Se pronostican nuevos cambios en la economía mexicana y, si utilizamos las técnicas adecuadas, podríamos sacar grandes beneficios del Paquete Económico del próximo año. Se avecinan cambios que parecen ser positivos y podrían favorecer a las finanzas de nuestro país, pero debemos analizar el contexto, ver el panorama completo y gestionar los recursos de manera que jueguen a nuestro favor.

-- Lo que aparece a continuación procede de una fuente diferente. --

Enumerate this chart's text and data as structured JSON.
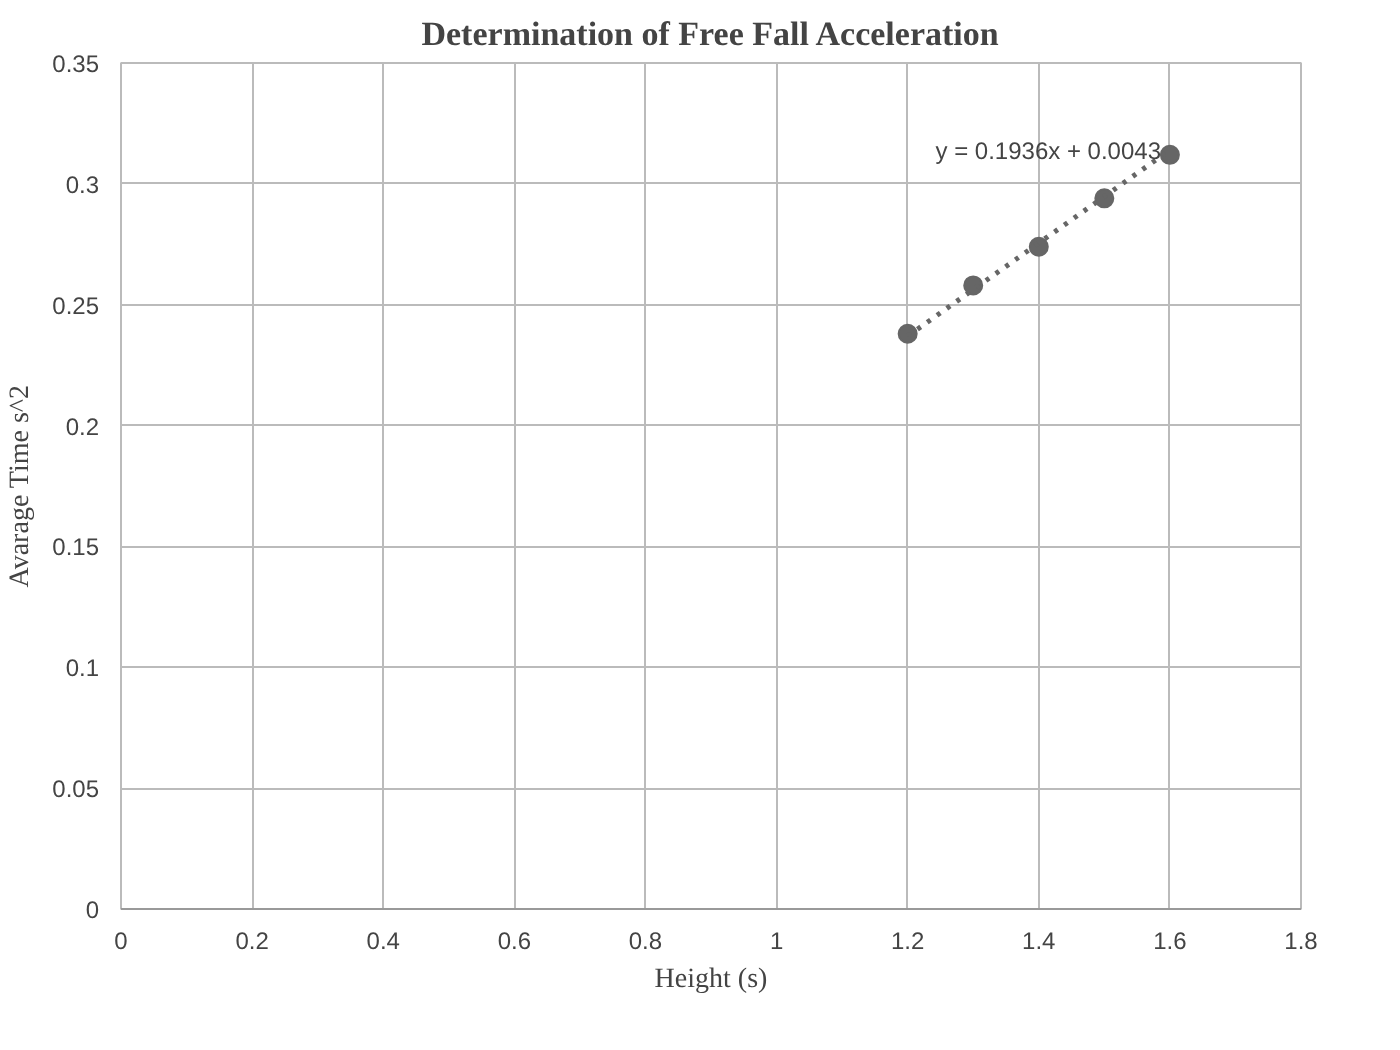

Un nuevo plan está en vías de desarrollo y la economía mexicana podría comenzar a recuperarse lentamente. Tenemos en la mira un Paquete Económico que busca fortalecer las finanzas de nuestro país, encontrar estrategias para mitigar los efectos económicos previos e impulsarnos hacia un franco crecimiento. Pese a todo, debemos aprovechar las grandes oportunidades que tenemos en el horizonte, pues el Paquete Económico no busca reactivar la economía como tal.
De acuerdo con el Centro de Estudios Financieros y de Finanzas Públicas (CEFI) el comportamiento de la economía mexicana depende de la inversión y de las decisiones que tome nuestro vecino del norte. El avance de las finanzas de nuestro país está atado a elementos concretos, dependemos de la confianza que nos otorgue el gobierno federal y buscamos certidumbre para tomar las vías adecuadas, pero no podemos avanzar sin respetar los acuerdos del T-MEC, pues aun tenemos faltas presupuestales por cubrir.

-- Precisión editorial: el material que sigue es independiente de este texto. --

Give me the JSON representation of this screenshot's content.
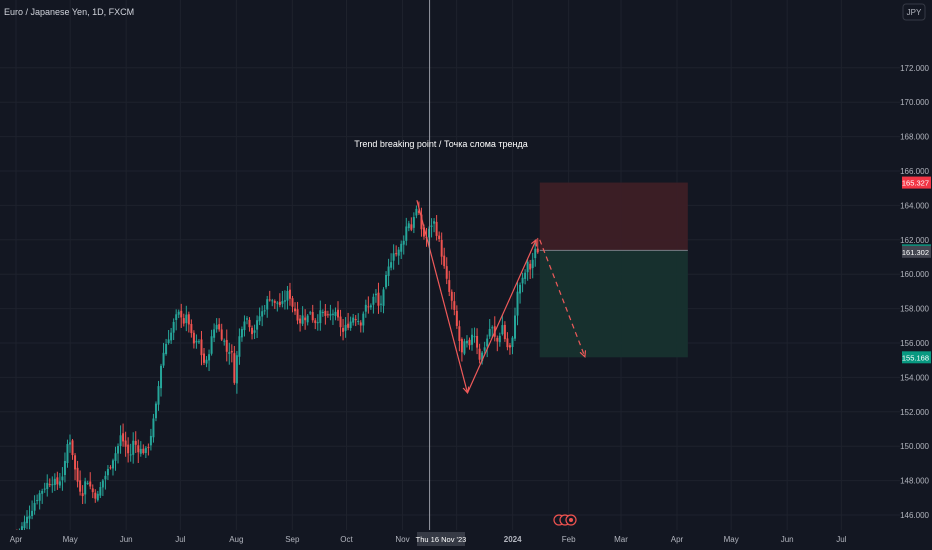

Para crecer en materia económica, necesitamos generar certidumbre, incentivar la inversión privada y lanzar estrategias que permitan reducir los ingresos presupuestarios. Necesitamos disminuir el gasto público sin afectar los ingresos de nuestro país y enfocarnos en impulsar la recuperación y el crecimiento de la economía mexicana.
Aún hay factores que no debemos descartar, pues la inflación sigue elevada, los gastos internos van en aumento y debemos cubrir las pérdidas antes de pensar el crecer. Debemos reparar los errores económicos para construir un terreno sólido y enfocarnos en el crecimiento de la economía mexicana, pero el camino aún no es claro.